The simple truth is that no one really knows what will happen next. The European Union’s agreements do not contemplate the possibility of a member leaving the organization. Thus, they do not specify the impact of such a referendum.

Nevertheless, the New York Times reports that a vote to Leave will trigger a two year period of negotiations with the European Union to agree on a dis-association process. But it also reports that, as a result of such negotiations, Britain might “remain in the European Union’s common market.”

The Common Market, of course, predated the emergence of the Union. Technically, it no longer exists. But today there exists the European Economic Area, as well as the European Free Trade Association. Both organizations include nations that maintain their own national currencies and other aspects of independence from the Union, and yet are indirectly affiliated with the Union.

Furthermore, even nations that have adopted the Euro currency, and that aren’t voting on whether to Leave the Union, maintain aspects of independence from the Union.
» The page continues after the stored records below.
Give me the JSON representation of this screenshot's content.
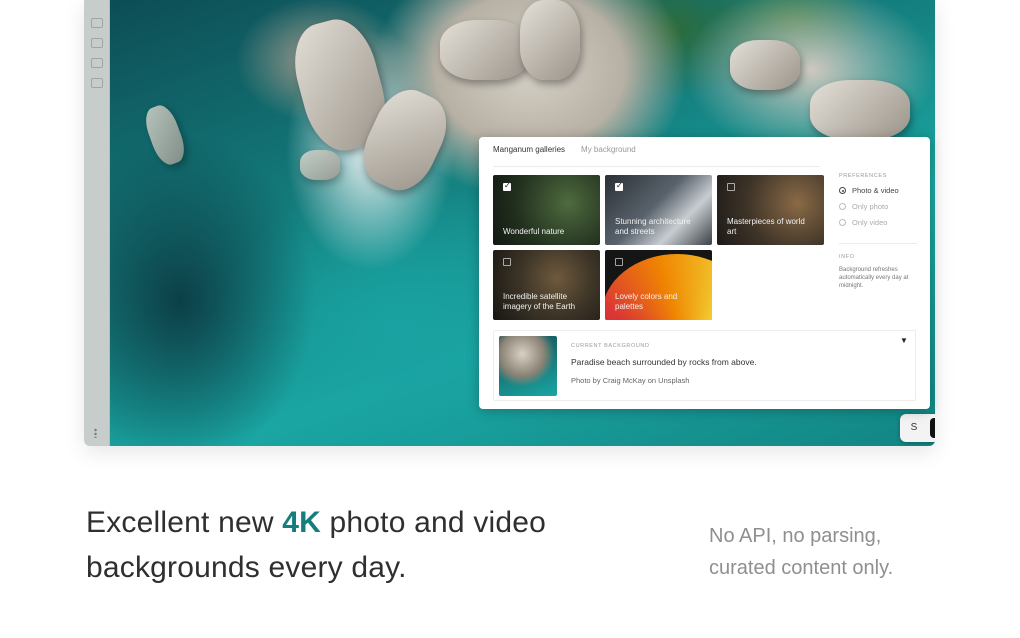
{
  "panel": {
    "tabs": [
      {
        "label": "Manganum galleries",
        "active": true
      },
      {
        "label": "My background",
        "active": false
      }
    ],
    "tiles": [
      {
        "label": "Wonderful nature",
        "checked": true
      },
      {
        "label": "Stunning architecture and streets",
        "checked": true
      },
      {
        "label": "Masterpieces of world art",
        "checked": false
      },
      {
        "label": "Incredible satellite imagery of the Earth",
        "checked": false
      },
      {
        "label": "Lovely colors and palettes",
        "checked": false
      }
    ],
    "preferences": {
      "caption": "PREFERENCES",
      "options": [
        {
          "label": "Photo & video",
          "selected": true
        },
        {
          "label": "Only photo",
          "selected": false
        },
        {
          "label": "Only video",
          "selected": false
        }
      ]
    },
    "info": {
      "caption": "INFO",
      "text": "Background refreshes automatically every day at midnight."
    },
    "current": {
      "caption": "CURRENT BACKGROUND",
      "description": "Paradise beach surrounded by rocks from above.",
      "credit_prefix": "Photo by",
      "author": "Craig McKay",
      "credit_middle": "on",
      "source": "Unsplash"
    }
  },
  "icons": {
    "download": "download-icon",
    "toggle_left": "s-icon",
    "toggle_right": "frame-icon"
  },
  "marketing": {
    "headline_before": "Excellent new ",
    "headline_highlight": "4K",
    "headline_after": " photo and video backgrounds every day.",
    "tagline": "No API, no parsing, curated content only."
  },
  "colors": {
    "accent": "#147e7c",
    "headline": "#2f2f2f",
    "tagline": "#8f8f8f"
  }
}
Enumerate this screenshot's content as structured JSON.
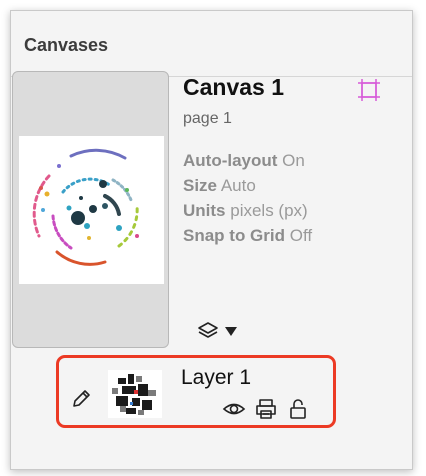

Several nations, for instance, have received reprieves from the critical budget deficit limitations that support the solvency of the Euro currency.

So what will actually occur as a result of this Brexit vote? Well, if the vote is to Leave the Union, negotiations to revise political and economic relationships will commence. And if the vote is to Remain in the Union, such negotiations — which routinely occur among all Union members — will continue.

Thus, the referendum is simply an opinion poll that might establish a transitory sense of direction to such negotiations, until some future event modifies that direction. In other words, although the vote represents an important barometer of British opinion at the current time, it will hardly settle the question of the future of the European Project.